Tech & Sourcing @ Morgan Lewis


A significant fine imposed by the UK’s Financial Conduct Authority (FCA) on an established UK insurer is further evidence of the increased scrutiny being placed on outsourcing arrangements by the financial services regulator, and also of the importance the regulator places on issues that directly impact retail customers.

The FCA is the UK’s “conduct” regulator, with a focus primarily on the regular business conduct of financial services businesses, as compared to the “macro” focus (safety and soundness) of the Prudential Regulatory Authority (PRA) – although there is overlap between the stated remits of the FCA and the PRA, and outsourcing arrangements are subject to scrutiny by both bodies.

A Final Notice was issued by the FCA on 30 October 2018, imposing a fine of £5.2 million (about $6.7 million) on the insurer, a significant fine but still several million pounds less than some of the highest fines issued by the FCA for similar infringements. To place this fine into further context, it follows over £3 million (about $3.7 million) of redress payments made by the insurer to customers who were affected by a third-party arrangement which outsourced all administrative functions associated with the provision of mobile phone insurance on the insurer's behalf, including claims and complaints handling.

The FCA found that the insurer was in breach of two principles (Management and Control, and Customers’ Interests) of the Principles for Business within the FCA Handbook, as well as a specific control and certain industry-specific obligations. The FCA stated that the insurer had, amongst other failures, not adequately assessed the third party’s delivery model and the processes and procedures that the party had in place for claims and complaints handling, and that the insurer failed to implement and maintain adequate measures to monitor the third party’s performance.
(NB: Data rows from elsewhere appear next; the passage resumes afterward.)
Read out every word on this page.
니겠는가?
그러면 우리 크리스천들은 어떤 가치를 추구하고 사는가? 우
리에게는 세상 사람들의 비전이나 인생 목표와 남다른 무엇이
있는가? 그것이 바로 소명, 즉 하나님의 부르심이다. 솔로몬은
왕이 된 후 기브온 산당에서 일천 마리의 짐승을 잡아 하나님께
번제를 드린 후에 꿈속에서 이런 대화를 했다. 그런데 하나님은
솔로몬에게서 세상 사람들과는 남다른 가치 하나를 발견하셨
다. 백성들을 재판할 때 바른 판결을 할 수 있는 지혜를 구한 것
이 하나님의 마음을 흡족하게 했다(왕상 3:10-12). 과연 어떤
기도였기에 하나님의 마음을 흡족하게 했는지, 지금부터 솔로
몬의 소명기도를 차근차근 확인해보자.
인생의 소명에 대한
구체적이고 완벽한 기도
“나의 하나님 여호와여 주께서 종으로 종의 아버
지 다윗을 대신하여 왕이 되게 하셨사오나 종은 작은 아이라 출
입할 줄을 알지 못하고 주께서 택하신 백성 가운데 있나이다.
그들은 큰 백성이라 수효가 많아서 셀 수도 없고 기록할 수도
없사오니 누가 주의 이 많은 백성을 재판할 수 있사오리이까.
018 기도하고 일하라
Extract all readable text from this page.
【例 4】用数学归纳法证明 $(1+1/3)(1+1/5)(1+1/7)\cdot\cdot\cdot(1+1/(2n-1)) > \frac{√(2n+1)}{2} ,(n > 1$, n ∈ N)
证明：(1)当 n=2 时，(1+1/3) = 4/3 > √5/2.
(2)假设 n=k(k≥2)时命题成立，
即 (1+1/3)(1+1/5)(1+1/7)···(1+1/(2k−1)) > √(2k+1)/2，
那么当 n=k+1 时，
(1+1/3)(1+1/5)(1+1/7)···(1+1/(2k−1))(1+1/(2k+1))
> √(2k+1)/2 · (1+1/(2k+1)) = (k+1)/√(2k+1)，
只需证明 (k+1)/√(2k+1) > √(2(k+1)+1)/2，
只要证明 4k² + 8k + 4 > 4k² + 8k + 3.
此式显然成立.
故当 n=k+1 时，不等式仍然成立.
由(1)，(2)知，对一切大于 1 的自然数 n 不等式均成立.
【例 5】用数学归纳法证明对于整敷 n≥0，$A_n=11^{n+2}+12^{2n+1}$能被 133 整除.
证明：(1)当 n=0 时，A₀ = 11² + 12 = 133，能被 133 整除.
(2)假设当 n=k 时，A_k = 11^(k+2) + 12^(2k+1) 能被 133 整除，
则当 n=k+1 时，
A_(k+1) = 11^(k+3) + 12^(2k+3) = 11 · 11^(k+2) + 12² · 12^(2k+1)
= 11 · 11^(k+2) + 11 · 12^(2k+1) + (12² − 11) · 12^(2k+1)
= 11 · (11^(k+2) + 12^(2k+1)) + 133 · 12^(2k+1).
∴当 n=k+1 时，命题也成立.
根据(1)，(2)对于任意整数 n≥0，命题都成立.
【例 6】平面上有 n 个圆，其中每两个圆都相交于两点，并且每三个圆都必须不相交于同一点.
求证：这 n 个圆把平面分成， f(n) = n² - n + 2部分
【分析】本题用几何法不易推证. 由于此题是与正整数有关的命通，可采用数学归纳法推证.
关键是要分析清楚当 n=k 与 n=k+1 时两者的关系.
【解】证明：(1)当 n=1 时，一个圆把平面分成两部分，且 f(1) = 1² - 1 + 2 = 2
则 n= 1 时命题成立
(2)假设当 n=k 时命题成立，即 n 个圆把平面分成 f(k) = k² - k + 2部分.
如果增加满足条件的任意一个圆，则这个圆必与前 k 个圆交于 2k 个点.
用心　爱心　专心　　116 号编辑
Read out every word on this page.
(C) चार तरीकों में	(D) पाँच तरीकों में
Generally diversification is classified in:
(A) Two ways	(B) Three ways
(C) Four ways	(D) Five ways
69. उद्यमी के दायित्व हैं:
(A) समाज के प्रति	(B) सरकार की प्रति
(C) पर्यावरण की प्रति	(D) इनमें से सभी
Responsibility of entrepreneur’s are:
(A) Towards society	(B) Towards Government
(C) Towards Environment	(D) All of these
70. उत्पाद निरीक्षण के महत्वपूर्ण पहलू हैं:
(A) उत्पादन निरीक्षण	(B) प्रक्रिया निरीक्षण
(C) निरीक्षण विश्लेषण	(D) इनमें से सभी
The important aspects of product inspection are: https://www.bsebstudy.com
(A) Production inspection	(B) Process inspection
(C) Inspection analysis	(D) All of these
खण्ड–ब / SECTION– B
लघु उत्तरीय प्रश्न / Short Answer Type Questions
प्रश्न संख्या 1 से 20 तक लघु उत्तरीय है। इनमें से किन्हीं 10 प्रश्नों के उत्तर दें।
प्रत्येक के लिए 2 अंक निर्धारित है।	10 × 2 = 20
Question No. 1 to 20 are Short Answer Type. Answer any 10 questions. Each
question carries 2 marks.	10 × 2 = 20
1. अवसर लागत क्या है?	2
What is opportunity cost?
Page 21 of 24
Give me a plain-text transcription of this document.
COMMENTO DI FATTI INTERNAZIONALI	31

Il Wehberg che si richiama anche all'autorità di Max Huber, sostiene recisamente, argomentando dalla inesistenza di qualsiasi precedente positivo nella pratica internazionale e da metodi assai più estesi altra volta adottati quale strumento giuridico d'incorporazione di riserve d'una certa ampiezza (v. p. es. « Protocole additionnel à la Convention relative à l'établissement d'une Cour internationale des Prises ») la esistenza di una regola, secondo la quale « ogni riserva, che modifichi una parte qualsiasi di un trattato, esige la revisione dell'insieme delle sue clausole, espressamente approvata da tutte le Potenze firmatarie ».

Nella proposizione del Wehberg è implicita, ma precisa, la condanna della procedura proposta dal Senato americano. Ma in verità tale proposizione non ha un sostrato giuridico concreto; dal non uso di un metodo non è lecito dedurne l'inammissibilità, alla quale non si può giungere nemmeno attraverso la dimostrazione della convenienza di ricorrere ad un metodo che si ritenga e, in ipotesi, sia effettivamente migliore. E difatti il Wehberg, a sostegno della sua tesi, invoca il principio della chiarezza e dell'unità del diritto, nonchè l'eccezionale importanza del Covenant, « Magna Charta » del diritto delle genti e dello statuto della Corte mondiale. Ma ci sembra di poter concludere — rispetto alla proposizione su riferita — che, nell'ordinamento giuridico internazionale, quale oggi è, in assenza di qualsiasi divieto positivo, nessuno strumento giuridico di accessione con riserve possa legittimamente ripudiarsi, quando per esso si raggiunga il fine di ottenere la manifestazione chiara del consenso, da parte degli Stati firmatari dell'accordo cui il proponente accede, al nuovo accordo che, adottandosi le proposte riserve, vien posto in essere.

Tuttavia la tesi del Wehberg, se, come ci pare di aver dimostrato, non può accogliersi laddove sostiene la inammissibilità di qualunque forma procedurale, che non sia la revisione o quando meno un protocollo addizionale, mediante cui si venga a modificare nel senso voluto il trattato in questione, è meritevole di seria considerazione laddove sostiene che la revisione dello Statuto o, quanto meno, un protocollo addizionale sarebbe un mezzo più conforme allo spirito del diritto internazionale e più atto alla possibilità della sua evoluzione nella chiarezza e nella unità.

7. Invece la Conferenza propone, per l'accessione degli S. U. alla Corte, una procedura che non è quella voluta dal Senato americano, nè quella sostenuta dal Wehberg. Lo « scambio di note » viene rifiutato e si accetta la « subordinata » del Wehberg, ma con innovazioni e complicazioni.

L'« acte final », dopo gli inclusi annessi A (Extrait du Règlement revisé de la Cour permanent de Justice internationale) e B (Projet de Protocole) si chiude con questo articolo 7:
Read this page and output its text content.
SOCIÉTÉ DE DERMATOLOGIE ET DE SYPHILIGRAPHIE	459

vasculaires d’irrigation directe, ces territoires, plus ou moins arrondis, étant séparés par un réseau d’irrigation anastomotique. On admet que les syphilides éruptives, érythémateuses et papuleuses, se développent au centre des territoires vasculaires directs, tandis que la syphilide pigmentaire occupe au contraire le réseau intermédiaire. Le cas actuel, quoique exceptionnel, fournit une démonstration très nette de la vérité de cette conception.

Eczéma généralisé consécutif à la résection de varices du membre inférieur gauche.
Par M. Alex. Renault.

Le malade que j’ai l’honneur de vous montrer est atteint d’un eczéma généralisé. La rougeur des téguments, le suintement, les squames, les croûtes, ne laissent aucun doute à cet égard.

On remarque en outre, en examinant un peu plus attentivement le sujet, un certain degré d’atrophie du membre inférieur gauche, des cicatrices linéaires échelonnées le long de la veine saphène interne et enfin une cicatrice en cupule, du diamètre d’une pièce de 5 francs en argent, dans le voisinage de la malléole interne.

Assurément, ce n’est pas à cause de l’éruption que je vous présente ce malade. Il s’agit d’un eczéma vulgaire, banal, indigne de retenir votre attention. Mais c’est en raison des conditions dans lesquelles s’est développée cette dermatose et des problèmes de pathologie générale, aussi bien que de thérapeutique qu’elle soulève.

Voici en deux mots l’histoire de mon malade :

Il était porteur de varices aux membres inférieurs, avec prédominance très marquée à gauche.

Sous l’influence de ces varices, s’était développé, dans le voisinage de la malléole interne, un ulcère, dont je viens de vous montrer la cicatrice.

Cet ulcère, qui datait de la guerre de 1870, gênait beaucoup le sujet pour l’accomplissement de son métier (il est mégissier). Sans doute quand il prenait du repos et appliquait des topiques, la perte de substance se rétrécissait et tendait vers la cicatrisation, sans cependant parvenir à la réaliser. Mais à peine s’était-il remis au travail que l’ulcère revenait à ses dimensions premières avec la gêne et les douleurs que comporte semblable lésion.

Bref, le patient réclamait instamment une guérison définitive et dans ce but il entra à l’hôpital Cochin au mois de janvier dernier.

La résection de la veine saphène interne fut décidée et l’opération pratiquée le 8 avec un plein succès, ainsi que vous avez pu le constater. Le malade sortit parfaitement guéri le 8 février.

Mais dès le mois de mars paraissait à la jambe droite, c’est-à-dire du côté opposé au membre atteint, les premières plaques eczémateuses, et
It is interesting reading the rationale for the decision derived from the FCA’s investigation, which reveals that the insurer had undertaken what could be described as fairly substantial oversight, including through its internal audit and compliance functions, and therefore this was not an arrangement that was completely neglected or that the insurer was completely blind to. However, the FCA clearly found this oversight activity to be inadequate.

In the report, the FCA highlights that “The breaches caused a risk of loss to individual consumers” – as the first factor in assessing the seriousness of the breach, along with the systemic weaknesses in the insurer's procedures, systems, and controls relating to the third-party relationship. It is this first factor, of the direct effect on retail customers, that we suggest is the key factor behind the investigation and the size of the fine. The FCA’s enforcement actions with respect to outsourcing arrangements are still relatively infrequent. However, if you are a financial services business regulated in the United Kingdom and you have outsourced functions which would have a direct or indirect effect on retail customers if things go wrong, then you must place significant emphasis on ensuring that through your contract and conduct, you actually and effectively oversee, understand, and change—if necessary—the performance of the third-party outsource provider.